Poland's ruling Democratic Left Alliance (SLD) split on Friday, increasing the pressure on unpopular Prime Minister Leszek Miller to resign and pave the way for a government revamp.
About 20 of the SLD's 192 parliamentary deputies, led by lower house speaker Marek Borowski, announced they were forming a new party, the Social Democracy of Poland, to offer Poles a new, credible alternative on the left.
The rebels said they could continue supporting the SLD in parliament if their old colleagues dumped Miller and agreed to a cabinet revamp ahead of Poland's European Union entry in May.
Otherwise, the new party said it would support opposition calls for early polls, which could take place together with elections to the European Parliament in June.
"If there is a reconstruction of the government, we are ready to support it although under certain conditions," Borowski told reporters.
The long brewing crisis inside the SLD exploded just as Miller attended a European Union summit in Brussels.
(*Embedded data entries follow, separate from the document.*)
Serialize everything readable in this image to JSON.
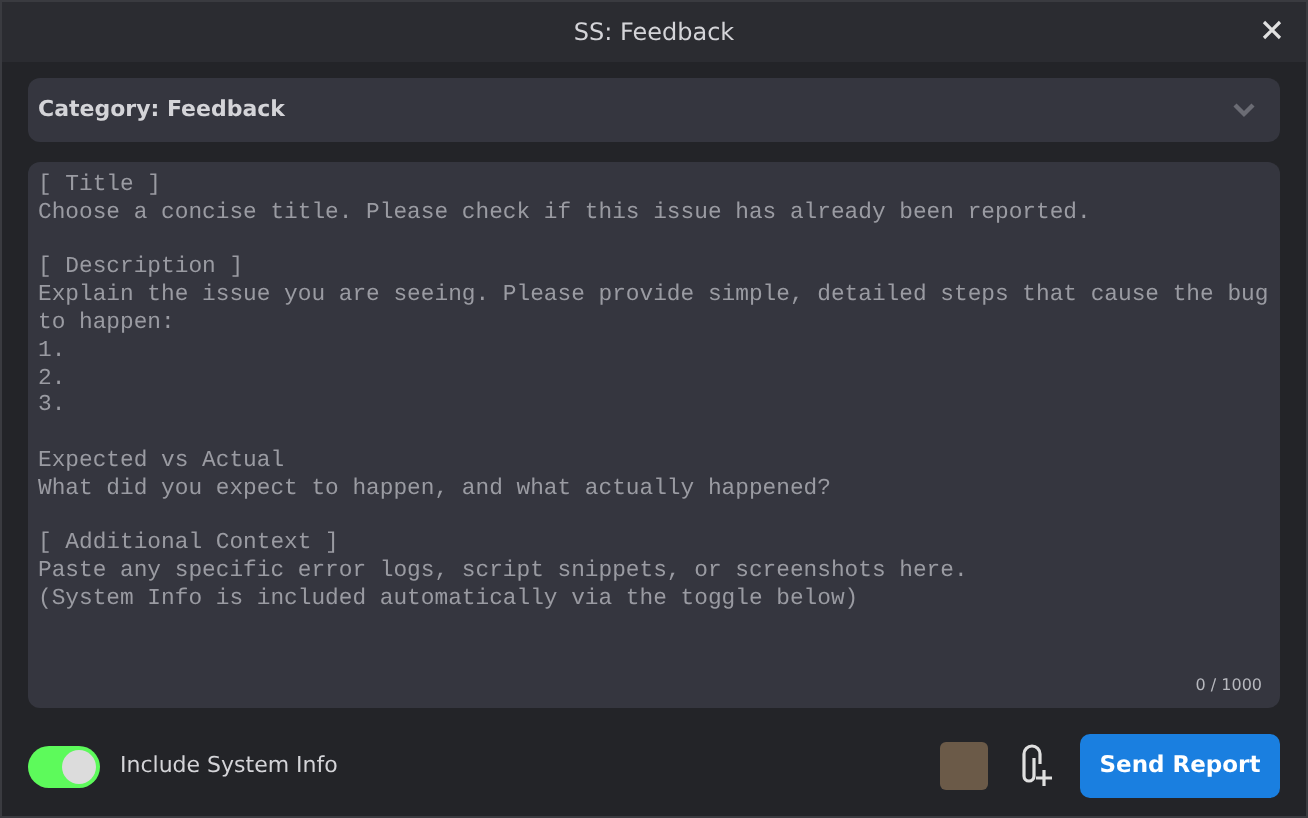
{
  "window": {
    "title": "SS: Feedback"
  },
  "category": {
    "label": "Category: Feedback"
  },
  "report": {
    "placeholder": "[ Title ]\nChoose a concise title. Please check if this issue has already been reported.\n\n[ Description ]\nExplain the issue you are seeing. Please provide simple, detailed steps that cause the bug to happen:\n1.\n2.\n3.\n\nExpected vs Actual\nWhat did you expect to happen, and what actually happened?\n\n[ Additional Context ]\nPaste any specific error logs, script snippets, or screenshots here.\n(System Info is included automatically via the toggle below)",
    "counter": "0 / 1000"
  },
  "system_info": {
    "label": "Include System Info",
    "on": true
  },
  "buttons": {
    "send": "Send Report"
  }
}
Amid growing speculation he will resign as soon as this weekend, at a meeting of the SLD's national council, Miller said he would hold a news conference with the president on his return to Poland later on Friday to discuss the political crisis.
Analysts say Borowski's new grouping stands a good chance of attracting more defectors in the coming days as opinion polls show left-leaning Poles crave a new force on the left to replace the scandal-ridden and demoralised SLD.
Support for the SLD plunged to less than 10 percent from 42 percent at 2001 elections. Its voters have switched to either centrist liberals or anti-European populists led by pig farmer Andrzej Lepper.
Borowski lashed out at his old party, which he helped to form in 1989 from the ashes of the disbanded communist party, for failing to purge its ranks of those involved in sleaze.